There has been a lot about the 2014 Texas Rangers’ season that has been tough to put into words, and not necessarily in a good way.
But an isolated moment, buried in the midst of an 8-3 loss, falls on the other end of the spectrum for rookie outfielder Jake Smolinski, whose first major league hit was an RBI double to left field in the bottom of the seventh inning Tuesday.
“It’s kind of indescribable unless you experience it,” Smolinski said.
Maybe at a loss for words on how to elucidate the emotions of the once-in-a-lifetime experience, Smolinski won’t be without a fond memory.
“One of the guys told me it’s something I’ll always have and always remember,” Smolinski said. “It’s a great feeling and a great experience.”
If Smolinski’s manager, who proudly emerged from the dugout to collect the ball that found its way down the left field line for two bases and a run, is any example, it’s true that the memory sticks.
“It makes you think about your time when you first got to the big leagues,” Ron Washington said, before recalling his first major league hit against Dave Freisleben in the first inning of a September 12 game against the Padres in 1977.
Oddly enough, Washington’s first hit at Triple A also came against Freisleben.
Smolinski isn’t quite sure what exactly the future holds for the ball used for his first big league base knock. He said he plans to get it written on with the date and the details of the event, and it will go somewhere in his house back home.
In the ninth inning Tuesday, Smolinski would record his second hit. He has made a strong first impression on his first big league manager. That first impression, however, didn’t come without some jesting from the veteran skipper.

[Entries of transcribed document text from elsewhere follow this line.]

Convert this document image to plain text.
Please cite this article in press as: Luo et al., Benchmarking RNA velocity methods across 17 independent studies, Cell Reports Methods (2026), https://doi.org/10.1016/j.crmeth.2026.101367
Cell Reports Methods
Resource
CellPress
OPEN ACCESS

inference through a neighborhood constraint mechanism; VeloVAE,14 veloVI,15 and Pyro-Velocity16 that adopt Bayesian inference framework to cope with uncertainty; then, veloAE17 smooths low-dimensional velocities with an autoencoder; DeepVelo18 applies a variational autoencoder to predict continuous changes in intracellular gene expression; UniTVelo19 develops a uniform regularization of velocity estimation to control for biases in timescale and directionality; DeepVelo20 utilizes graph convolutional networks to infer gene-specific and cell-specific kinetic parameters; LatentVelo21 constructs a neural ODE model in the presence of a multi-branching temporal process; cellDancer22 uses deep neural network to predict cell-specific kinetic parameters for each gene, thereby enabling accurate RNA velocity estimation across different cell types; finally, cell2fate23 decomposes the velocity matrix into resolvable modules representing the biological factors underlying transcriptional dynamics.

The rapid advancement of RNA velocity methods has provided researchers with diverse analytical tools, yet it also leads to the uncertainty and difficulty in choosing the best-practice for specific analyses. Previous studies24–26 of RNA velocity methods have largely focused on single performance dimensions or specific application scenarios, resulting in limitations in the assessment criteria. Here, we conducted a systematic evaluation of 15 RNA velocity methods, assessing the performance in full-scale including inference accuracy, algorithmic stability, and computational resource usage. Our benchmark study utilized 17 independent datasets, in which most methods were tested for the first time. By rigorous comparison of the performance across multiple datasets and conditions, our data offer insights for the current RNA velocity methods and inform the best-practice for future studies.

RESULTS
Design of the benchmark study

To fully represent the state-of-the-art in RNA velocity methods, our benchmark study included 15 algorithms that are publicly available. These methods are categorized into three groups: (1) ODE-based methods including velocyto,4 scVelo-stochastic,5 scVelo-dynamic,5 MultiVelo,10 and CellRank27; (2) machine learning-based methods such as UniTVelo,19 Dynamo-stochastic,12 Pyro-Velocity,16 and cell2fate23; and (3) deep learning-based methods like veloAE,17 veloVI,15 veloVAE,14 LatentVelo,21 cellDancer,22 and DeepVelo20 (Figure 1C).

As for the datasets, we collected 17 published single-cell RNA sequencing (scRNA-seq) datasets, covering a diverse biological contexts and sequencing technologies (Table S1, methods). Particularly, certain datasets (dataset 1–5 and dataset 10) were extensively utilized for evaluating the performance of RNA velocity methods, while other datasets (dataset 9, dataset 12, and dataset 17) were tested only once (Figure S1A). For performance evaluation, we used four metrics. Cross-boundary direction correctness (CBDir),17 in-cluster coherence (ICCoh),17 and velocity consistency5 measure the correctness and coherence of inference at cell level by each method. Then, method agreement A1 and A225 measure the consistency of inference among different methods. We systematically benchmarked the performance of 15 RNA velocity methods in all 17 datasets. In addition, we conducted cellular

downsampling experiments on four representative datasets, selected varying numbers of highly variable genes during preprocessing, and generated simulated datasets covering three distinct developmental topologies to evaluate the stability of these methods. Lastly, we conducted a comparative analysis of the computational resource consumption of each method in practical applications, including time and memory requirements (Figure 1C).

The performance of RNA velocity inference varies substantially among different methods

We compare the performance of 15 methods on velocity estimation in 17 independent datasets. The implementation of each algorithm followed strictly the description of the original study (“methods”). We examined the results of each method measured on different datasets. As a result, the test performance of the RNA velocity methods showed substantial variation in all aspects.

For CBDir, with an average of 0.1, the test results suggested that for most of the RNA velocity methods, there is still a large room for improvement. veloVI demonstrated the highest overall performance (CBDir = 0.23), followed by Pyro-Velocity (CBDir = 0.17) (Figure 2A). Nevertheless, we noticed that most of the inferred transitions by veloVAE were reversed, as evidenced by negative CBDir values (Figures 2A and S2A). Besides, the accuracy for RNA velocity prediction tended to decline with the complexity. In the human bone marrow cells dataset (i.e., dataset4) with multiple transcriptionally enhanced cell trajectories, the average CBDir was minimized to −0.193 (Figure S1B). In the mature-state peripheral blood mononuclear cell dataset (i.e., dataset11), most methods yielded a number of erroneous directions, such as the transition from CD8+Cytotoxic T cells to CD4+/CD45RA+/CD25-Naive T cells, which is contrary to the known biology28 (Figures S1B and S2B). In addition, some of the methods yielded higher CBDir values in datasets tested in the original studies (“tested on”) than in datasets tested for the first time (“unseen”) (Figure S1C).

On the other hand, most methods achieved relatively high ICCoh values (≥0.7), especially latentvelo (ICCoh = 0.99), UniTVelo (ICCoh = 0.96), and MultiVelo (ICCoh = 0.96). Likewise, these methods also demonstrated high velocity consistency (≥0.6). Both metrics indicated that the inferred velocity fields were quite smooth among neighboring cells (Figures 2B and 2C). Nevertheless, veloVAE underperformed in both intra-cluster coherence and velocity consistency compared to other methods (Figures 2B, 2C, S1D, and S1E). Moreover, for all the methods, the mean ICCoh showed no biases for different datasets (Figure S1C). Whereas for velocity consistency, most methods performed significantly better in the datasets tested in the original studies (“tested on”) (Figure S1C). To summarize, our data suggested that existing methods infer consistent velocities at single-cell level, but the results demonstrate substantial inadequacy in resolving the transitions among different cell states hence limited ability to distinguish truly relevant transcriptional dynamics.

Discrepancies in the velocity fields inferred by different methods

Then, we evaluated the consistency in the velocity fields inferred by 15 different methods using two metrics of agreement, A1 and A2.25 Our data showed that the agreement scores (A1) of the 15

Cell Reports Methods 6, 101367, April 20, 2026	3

“I really joked with him and said if he can’t come up here and act like he was acting while he was at Triple A, I was going to send him back to Round Rock,” Washington said with a smile Wednesday.
Smolinski said the message to be taken from Washington’s banter was simple: don’t put any extra pressure on yourself.
“He laughed. He seemed to be loose, haircut and all,” Wash said of Smolinski, who wears a quasi-mohawk under his sharp new cap with the bold “T” insignia of the major league club.
The 25-year-old rookie struck out in his first MLB at-bat and was 0-for-4 before his two late hits Tuesday night.
“It’s no different, if they throw the ball over the plate, hit it,” Washington said. “Everybody’s going to strike out, everybody’s going to chase pitches. I just don’t want him to get in his own head.”
Smolinski is penciled in as the starting right fielder for Wednesday night’s game, after starting in left field Tuesday. Washington said the young outfielder will see time at both corner outfield spots, as well as designated hitter.
“He’s replacing Michael Choice, so I’m going to use him like I used Michael Choice,” Wash said. “He’s a very good outfielder, he can run a little bit.”
Choice appeared in 24 of the Rangers’ last 31 games before he was optioned to Triple-A Round Rock, starting 22 of them.
Smolinski, who started this season at Double-A Frisco and played a brief stint with Round Rock, said he’s not changing his approach at this level. Rather, he’s enjoying the experience one day at a time.
And his success could be a bright spot in dark times for the 2014 Rangers who are fighting to stay out of the cellar of the AL West.